Protecting older people from financial abuse with stronger, more consistent laws

6 May 2024

Justice Connect has called on the Commonwealth Government to work with the states to improve the consistency of Financial Enduring Power of Attorney laws across Australia. 

There are currently more legal needs related to older people than ever. Not only does Australia have an ageing population, but the rising cost of living pressures in the community are also resulting in an increasing risk of financial elder abuse. The National Elder Abuse Prevalence Study has told us that having a Financial Enduring Powers of Attorney (EPOA) in place is associated with lower reports of elder abuse.  

The Commonwealth Attorney Generals’ Department (AGD) is currently considering how to achieve greater consistency in laws across Australia relating to EPOAs. Justice Connect made a submission in response to a Consultation Paper published by the AGD on this topic, in which we argue that there is significant potential for stronger measures to be enacted through consistent EPOA laws across all jurisdictions so that older Australians are better protected from financial abuse.  

Read our submission:

Submission to the Attorney-General’s Department on Financial Enduring Power of Attorney Laws (November 2023)Download PDF (169 KB)

Our Seniors Law program focuses on financial elder abuse, which means that making and revoking EPOAs forms a significant proportion of our targeted work. Through our 15 years of experience in providing specialised legal services to older people in both Victoria and New South Wales, we have seen the grave consequences for older Australians where an inappropriate Attorney is appointed. 

Guided by the principle that consistency across all Australian jurisdictions in financial EPOAs would create a more effective response to elder abuse, our submission makes the following key recommendations: 

1. Strengthening witness requirements for EPOAs 

Having strengthened witnessing requirements would provide an important safeguard against financial abuse, and could be achieved by: 

  • Prescribing that only appropriately qualified professionals should be permitted to be an ‘authorised witness’ for the making and revocation of an EPOA. 
  • Requiring that an Attorney’s acceptance of an EPOA also be witnessed by an appropriately qualified witness. 

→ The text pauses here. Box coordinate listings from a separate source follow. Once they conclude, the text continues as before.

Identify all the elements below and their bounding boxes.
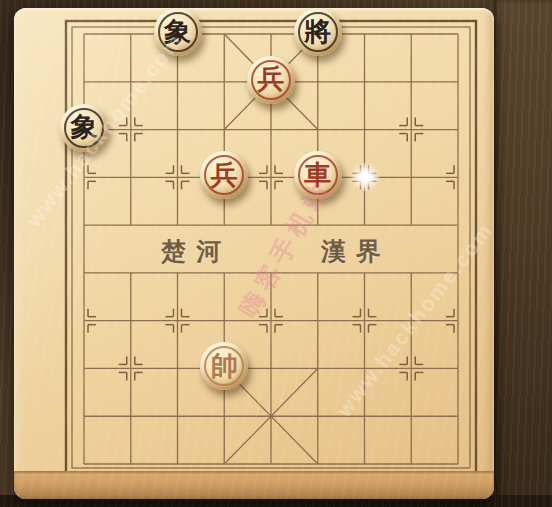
piece-character: 兵 xyxy=(258,65,285,92)
piece-character: 帥 xyxy=(211,352,238,379)
river-label-right: 漢界 xyxy=(321,235,391,268)
piece-black-elephant[interactable]: 象 xyxy=(60,104,108,152)
table-background: 楚河 漢界 象將兵象兵車帥 www.hackhome.com www.hackh… xyxy=(0,0,552,507)
piece-character: 將 xyxy=(304,18,331,45)
piece-character: 象 xyxy=(71,113,98,140)
piece-black-general[interactable]: 將 xyxy=(294,8,342,56)
board-front-edge xyxy=(14,471,494,499)
river-label-left: 楚河 xyxy=(161,235,231,268)
piece-character: 兵 xyxy=(211,161,238,188)
table-wood-plank xyxy=(494,0,552,507)
piece-character: 象 xyxy=(164,18,191,45)
piece-red-soldier[interactable]: 兵 xyxy=(247,56,295,104)
piece-black-elephant[interactable]: 象 xyxy=(154,8,202,56)
piece-red-chariot[interactable]: 車 xyxy=(294,151,342,199)
piece-character: 車 xyxy=(304,161,331,188)
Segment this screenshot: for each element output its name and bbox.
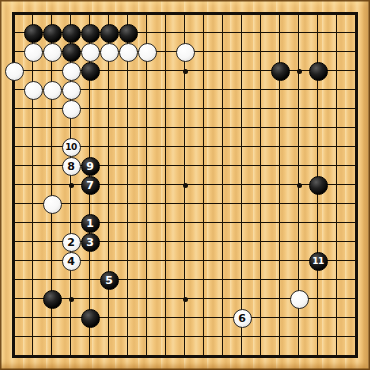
- white-stone: [62, 62, 81, 81]
- white-stone: [62, 100, 81, 119]
- white-stone: [119, 43, 138, 62]
- go-diagram: 1089712345116: [0, 0, 370, 370]
- black-stone: [81, 309, 100, 328]
- black-stone: [271, 62, 290, 81]
- stone-move-10: 10: [62, 138, 81, 157]
- stone-move-number: 1: [86, 218, 94, 229]
- black-stone: [309, 62, 328, 81]
- stone-move-1: 1: [81, 214, 100, 233]
- white-stone: [290, 290, 309, 309]
- stone-move-2: 2: [62, 233, 81, 252]
- black-stone: [24, 24, 43, 43]
- black-stone: [81, 62, 100, 81]
- stone-move-number: 10: [65, 143, 77, 152]
- stone-move-number: 6: [238, 313, 246, 324]
- stone-move-4: 4: [62, 252, 81, 271]
- stone-move-number: 2: [67, 237, 75, 248]
- white-stone: [43, 81, 62, 100]
- white-stone: [176, 43, 195, 62]
- black-stone: [62, 43, 81, 62]
- stone-move-number: 11: [312, 257, 324, 266]
- white-stone: [138, 43, 157, 62]
- stones-layer: 1089712345116: [5, 5, 366, 366]
- stone-move-8: 8: [62, 157, 81, 176]
- stone-move-number: 5: [105, 275, 113, 286]
- stone-move-9: 9: [81, 157, 100, 176]
- white-stone: [43, 43, 62, 62]
- stone-move-number: 8: [67, 161, 75, 172]
- stone-move-number: 4: [67, 256, 75, 267]
- stone-move-6: 6: [233, 309, 252, 328]
- white-stone: [24, 43, 43, 62]
- stone-move-11: 11: [309, 252, 328, 271]
- stone-move-number: 3: [86, 237, 94, 248]
- white-stone: [81, 43, 100, 62]
- white-stone: [62, 81, 81, 100]
- black-stone: [81, 24, 100, 43]
- stone-move-number: 9: [86, 161, 94, 172]
- stone-move-3: 3: [81, 233, 100, 252]
- stone-move-number: 7: [86, 180, 94, 191]
- stone-move-5: 5: [100, 271, 119, 290]
- black-stone: [43, 290, 62, 309]
- stone-move-7: 7: [81, 176, 100, 195]
- white-stone: [5, 62, 24, 81]
- black-stone: [43, 24, 62, 43]
- black-stone: [100, 24, 119, 43]
- go-board: 1089712345116: [0, 0, 370, 370]
- white-stone: [43, 195, 62, 214]
- white-stone: [100, 43, 119, 62]
- black-stone: [62, 24, 81, 43]
- black-stone: [309, 176, 328, 195]
- black-stone: [119, 24, 138, 43]
- white-stone: [24, 81, 43, 100]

Authorised witnesses for EPOAs 

We recommend that an ‘authorised witness’ to both the making and revocation of EPOAs should be limited to ‘appropriately qualified professionals’ who can advise the Principal about the effect of the document and the risk of financial abuse should it fall into the wrong hands. We consider Australian legal practitioners, registrars of Local Courts, foreign lawyers, or approved Trustee and Guardian employees to be ‘appropriately qualified’. 

Having an appropriately qualified professional witness the execution of an EPOA ensures the Principal receives specialised advice tailored to their personal circumstances, including advice about the risks of abuse associated with making an EPOA. Restricting witness eligibility to professionals with appropriate expertise respects the gravity of the EPOA, and the significance of the responsibility attached to the role of Attorney.  

Witness to an Attorney’s acceptance 

When an Attorney accepts their appointment, their acceptance should also be witnessed by an ‘appropriately qualified professional’ (as defined above). This could be the same person who witnesses the Principal’s signature, and could be done remotely if in-person access is an issue and an EPOA needs to be put in place urgently.  

Given the significance of the role and the risk of financial elder abuse, we consider it important that a qualified person witness the attorney’s acceptance. 

When they witness a signature, the ‘appropriately qualified professional’ should: 

  • Explain to the Attorney the duties and obligations attached to the role, and  
  • Certify that the Attorney appeared to understand their responsibilities. 

The Attorney’s statement of acceptance should include the fact that they have had the duties and responsibilities of the role explained to them by the authorised witness.  

Together, our proposals will act as a safeguard against an Attorney subsequently claiming they were unaware of their obligations, in an attempt to evade responsibility for perpetrating elder abuse. 

2. Minimising and preventing an EPOA being used to perpetrate abuse

To further protect against an EPOA being used to perpetrate financial abuse, we additionally recommend that: 

  • Only a court or tribunal should be able to authorise transactions over a specified limit (such as $10,000) proposed by an Attorney that would result in a conflict of interest. 
  • Tribunal-based compensation schemes for Principals should be instituted in all jurisdictions. 
  • Training for Attorneys on their duties and obligations should be compulsory. 

3. Funding free services to protect older people from financial abuse 

To counter difficulties in accessing legal help for the making and revocation of EPOAs, sustainable funding should be increased and directed to free legal services across Australia that provide specialised legal support to older people to execute EPOAs and secure peace of mind they are protected from financial abuse. 

There is ample opportunity for the Commonwealth Government to improve the way we administer and regulate EPOAs to safeguard older Australians from financial abuse. By strengthening witnessing requirements, minimising opportunities to perpetrate abuse, and sustainably funding free legal services, we can lay the foundation for a national system that consistently protects the financial interests of Australians as they age.